Thanks to strong exports and domestic retail sales, Vietnam’s economy grew 8.02% in 2022, the fastest annual growth rate since 1997. At the same time, the Southeast Asian country is facing the downside of a global economic slowdown.
Vietnam’s GDP growth rate for 2020 and 2021 is only 2.91% and 2.58% respectively due to the new crown epidemic factor. The related embargo measures at that time hit factory activities and thus the economy. Vietnam was a successful model for Asian economies prior to this. It had achieved a 7% economic expansion in 2019.
Vietnam’s official statistics bureau said the 8.02 percent growth rate exceeded the government’s previous target of 6-6.5 percent and the economy has recovered from the pandemic.
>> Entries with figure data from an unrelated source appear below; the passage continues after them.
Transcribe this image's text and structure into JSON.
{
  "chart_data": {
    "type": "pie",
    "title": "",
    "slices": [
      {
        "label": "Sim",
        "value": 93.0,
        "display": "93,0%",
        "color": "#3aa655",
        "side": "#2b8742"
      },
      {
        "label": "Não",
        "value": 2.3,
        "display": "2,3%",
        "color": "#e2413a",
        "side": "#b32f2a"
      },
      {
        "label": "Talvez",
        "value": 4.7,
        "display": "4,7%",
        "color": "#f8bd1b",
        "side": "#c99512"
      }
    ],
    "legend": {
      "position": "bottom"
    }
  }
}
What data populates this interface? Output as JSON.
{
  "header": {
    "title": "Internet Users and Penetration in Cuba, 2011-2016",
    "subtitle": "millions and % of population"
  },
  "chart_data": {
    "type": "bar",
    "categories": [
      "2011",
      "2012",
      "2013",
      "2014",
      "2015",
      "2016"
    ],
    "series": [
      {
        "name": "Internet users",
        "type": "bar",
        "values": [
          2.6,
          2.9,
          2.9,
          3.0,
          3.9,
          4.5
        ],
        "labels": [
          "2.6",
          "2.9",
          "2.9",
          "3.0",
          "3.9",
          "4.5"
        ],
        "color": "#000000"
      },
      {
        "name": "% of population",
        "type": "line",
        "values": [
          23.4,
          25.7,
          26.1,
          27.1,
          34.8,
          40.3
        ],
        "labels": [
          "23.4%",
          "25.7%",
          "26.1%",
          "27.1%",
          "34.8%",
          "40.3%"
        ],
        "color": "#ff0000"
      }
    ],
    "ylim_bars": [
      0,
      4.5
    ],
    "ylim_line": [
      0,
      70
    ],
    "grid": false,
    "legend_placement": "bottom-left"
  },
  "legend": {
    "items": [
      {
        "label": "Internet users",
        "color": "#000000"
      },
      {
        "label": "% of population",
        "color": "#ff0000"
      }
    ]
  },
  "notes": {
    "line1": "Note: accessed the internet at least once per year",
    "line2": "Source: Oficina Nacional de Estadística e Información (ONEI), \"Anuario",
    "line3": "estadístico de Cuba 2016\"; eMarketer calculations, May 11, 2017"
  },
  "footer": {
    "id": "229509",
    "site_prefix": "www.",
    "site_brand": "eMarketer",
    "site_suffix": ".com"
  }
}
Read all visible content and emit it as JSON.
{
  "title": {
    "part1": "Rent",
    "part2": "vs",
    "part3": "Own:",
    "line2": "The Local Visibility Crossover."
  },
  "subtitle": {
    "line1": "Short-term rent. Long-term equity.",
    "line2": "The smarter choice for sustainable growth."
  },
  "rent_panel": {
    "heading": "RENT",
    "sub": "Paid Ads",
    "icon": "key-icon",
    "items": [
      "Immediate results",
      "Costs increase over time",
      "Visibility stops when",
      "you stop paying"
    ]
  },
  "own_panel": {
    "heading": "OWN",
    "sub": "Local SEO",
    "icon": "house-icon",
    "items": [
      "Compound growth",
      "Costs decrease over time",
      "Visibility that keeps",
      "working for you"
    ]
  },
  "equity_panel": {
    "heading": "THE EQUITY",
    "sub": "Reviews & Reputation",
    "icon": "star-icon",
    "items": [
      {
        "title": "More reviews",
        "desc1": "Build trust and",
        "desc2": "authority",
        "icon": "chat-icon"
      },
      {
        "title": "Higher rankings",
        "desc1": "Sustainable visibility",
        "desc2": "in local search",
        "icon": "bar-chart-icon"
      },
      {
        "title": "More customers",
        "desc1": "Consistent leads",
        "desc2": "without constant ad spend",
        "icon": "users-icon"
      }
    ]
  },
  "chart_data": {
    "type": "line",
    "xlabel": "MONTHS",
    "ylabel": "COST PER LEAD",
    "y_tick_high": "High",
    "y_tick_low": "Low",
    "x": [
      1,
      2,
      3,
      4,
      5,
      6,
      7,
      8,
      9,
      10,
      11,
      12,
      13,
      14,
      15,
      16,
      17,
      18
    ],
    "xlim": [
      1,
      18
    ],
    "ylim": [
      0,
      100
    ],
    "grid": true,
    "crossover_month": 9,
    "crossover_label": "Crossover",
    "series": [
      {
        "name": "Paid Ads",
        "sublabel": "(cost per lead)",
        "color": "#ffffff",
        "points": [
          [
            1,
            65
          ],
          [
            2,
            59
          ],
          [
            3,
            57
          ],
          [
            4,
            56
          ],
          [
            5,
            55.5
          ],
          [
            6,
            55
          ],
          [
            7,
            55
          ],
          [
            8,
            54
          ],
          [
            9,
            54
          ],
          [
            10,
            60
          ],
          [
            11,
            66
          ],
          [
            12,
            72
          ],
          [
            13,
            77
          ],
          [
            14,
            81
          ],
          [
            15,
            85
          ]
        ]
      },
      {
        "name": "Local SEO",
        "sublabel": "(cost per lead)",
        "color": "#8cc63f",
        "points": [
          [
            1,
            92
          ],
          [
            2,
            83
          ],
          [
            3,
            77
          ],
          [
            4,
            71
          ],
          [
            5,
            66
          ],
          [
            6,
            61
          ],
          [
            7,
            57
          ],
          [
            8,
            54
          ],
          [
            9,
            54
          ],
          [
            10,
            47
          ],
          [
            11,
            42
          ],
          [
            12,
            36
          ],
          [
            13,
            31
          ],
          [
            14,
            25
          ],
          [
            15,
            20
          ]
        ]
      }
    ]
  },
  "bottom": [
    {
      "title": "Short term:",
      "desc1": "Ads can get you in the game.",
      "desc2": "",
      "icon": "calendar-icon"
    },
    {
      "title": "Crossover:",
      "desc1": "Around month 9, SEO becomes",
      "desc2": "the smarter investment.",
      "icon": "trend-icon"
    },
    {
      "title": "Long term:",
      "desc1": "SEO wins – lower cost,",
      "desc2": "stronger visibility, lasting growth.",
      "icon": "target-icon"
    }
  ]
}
Vietnam’s exports grew by 10.6 percent and retail sales by 19.8 percent in 2022, the statistics office said. In terms of specific sectors, this year Vietnam’s industry and construction grew by 7.78 percent, services by 9.99 percent and agriculture by 3.36 percent.
Despite achieving the fastest growth rate in decades in 2022, economists warn that Vietnam’s economy will face headwinds going forward with weak global demand already affecting its shipments. Vietnam is a major manufacturer of goods such as textiles, footwear and electronics from internationally recognized brands. Vietnam’s economic growth has slowed in the fourth quarter as the global economy has been hit by the Russia-Ukraine conflict and massive inflation.
The Statistics Bureau noted that Vietnam’s exports fell 6.1% year-on-year in the fourth quarter due to a lack of overseas orders. In December, exports even dropped 14% year-on-year while imports fell 8.1%. The drop in imports could signal a contraction in industrial production in the future as companies will purchase less materials and equipment needed for production. In addition, foreign direct investment (FDI) in Vietnam rose 13.5 percent this year to $22.4 billion. However, FDI commitments it indicates future inflows which fell 11 percent during the year to $27.72 billion. FDI is also one of Vietnam’s key economic drivers.
The slowdown in global growth will make it more difficult for Vietnam to increase exports or attract more foreign investment in 2023, said Can Van Luc, an adviser to the Vietnamese government and an economist at the Vietnam Investment and Development Bank.
Luc said that the upward pressure on inflation increases as the money supply increases at the end and beginning of the year. Vietnam’s consumer price index (CPI) rose 4.55% year-on-year in December, above the government target of 4% for the third consecutive month. Core inflation, which excludes food, fuel, healthcare and education services, rose 4.99% year-on-year in the month.
Vietnamese authorities had implemented two interest rate hikes this year and raised the benchmark rate by 200 basis points to 6 percent. The Vietnamese government is targeting 6.5 percent GDP growth and 4.5 percent inflation next year.
While Vietnam’s economy is performing well amid global economic uncertainty. The risks to the country’s economic outlook have risen. There are signs that global demand for the country’s exports is weakening although export trade continues to expand.
The recent cost-of-living crisis in Europe and the United States is the main overseas markets for Vietnamese goods which caused the purchasing power of local shoppers to plummet. According to the Vietnam General Confederation of Labor, nearly 500,000 workers had their working hours cut in the last four months of the year and about 40,000 lost their jobs.